SYSC 18 promotes, in the sense that it contains guidance rather than rules, the use of the Public Disclosure Act 1998 in making protected disclosures (‘whistleblowing’). SYSC 18.2.2 specifically encourages firms to adopt internal procedures which will encourage workers with concerns to whistleblow internally about matters which are relevant to the functions of the FCA (or PRA). This is reinforced under SYSC 18.2.3 in which the FCA reminds everyone that it would regard as a serious matter any evidence that a firm had acted to the detriment of a worker who had blown the whistle and could call into question the fitness and propriety of the firm (or relevant members of its staff).
The FCA published a background note on whistleblowing in February which may be of interest. As well as explaining the internal whistleblowing process it reveals that the Regulator received 1,376 notifications under the regime in 2014; the note also provides an outline of some sample cases.

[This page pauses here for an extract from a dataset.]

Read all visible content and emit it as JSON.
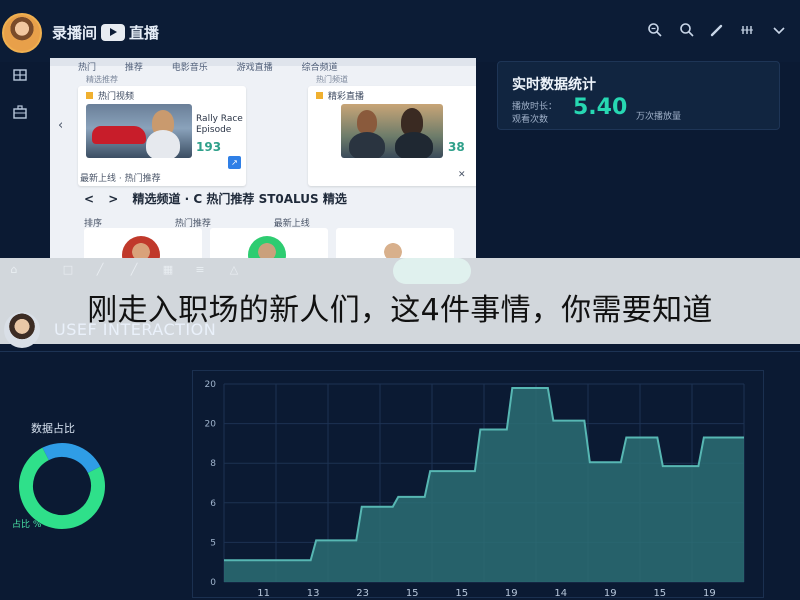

The FCA recently published PS 15/24 ‘Whistleblowing in deposit-takers, PRA-designated investment firms and insurers’ (‘relevant firms’). As suggested by its title, the application of the rules therein are restricted to such relevant firms whilst other firms – which will be the vast majority of firms falling under the remit of the FCA – can look upon them as non-binding guidance. Note that deposit-takers with assets of £250m or less (‘small deposit taker’) will not be required to apply these requirements.
SYSC 18.4 (a new section) introduces the concept of a whistleblowers’ champion. The role of such an individual (the FCA guidance expects that a firm will appoint a non-executive director where one exists – however it is a rule that an insurer appoints a director or senior manager) will be to ensure and oversee “the integrity, independence and effectiveness of the firm’s policies and procedures on whistleblowing”, together with the protection of whistleblowers from being victimised. The role also requires the need to prepare and make a report, at least annually, to the firm’s governing body on the effectiveness of its whistleblowing systems and controls.
SYSC 18.1, which must rank as one of the shortest sections in the Handbook, will be overhauled. Whilst it will still apply to ‘firms’, for the purposes of SYSC 18 a ‘firm’ specifically means every ‘relevant authorised person’ (except for a small deposit taker) which in its simplest form is either a firm with permission to accept deposits or an investment firm that has permission for dealing in investments as principal and when carried on by it that activity is a PRA-regulated activity and a UK Solvency II firm. Other firms that do not fall within this specific meaning may adopt the rules and guidance as best practice and in a manner that reflects its size, structure and headcount.
SYSC 18.2 will be deleted and replaced by SYSC 18.3 which concerns internal arrangements, including training. The FCA’s views on the protection of whistleblowers (see introductory paragraph above) remains and applies to all firms in the accepted sense by virtue of SYSC 18.1.1A (2).
The new requirements come into force in two tranches.
The requirement to assign responsibilities to a whistleblowers’ champion takes effect from 7 March 2016 (this date coincides with the implementation of the Senior Managers Regime – see ‘Regulatory References’ article for further information) with the remaining requirements needing to be in place by 7 September 2016. Between these two dates the whistleblowers’ champion will be responsible for overseeing the steps the firm takes to prepare for the new regime.
Before other firms breathe a sigh of relief that they do not fall within the full scope of the new regime, they should note from para 1.18 (page 7) of PS15/24 that once the new rules have been in effect long enough to assess their effectiveness, the FCA will consider whether similar requirements should be applied to other firms such as “stockbrokers, mortgage brokers, insurance brokers, investment firms and consumer credit firms”.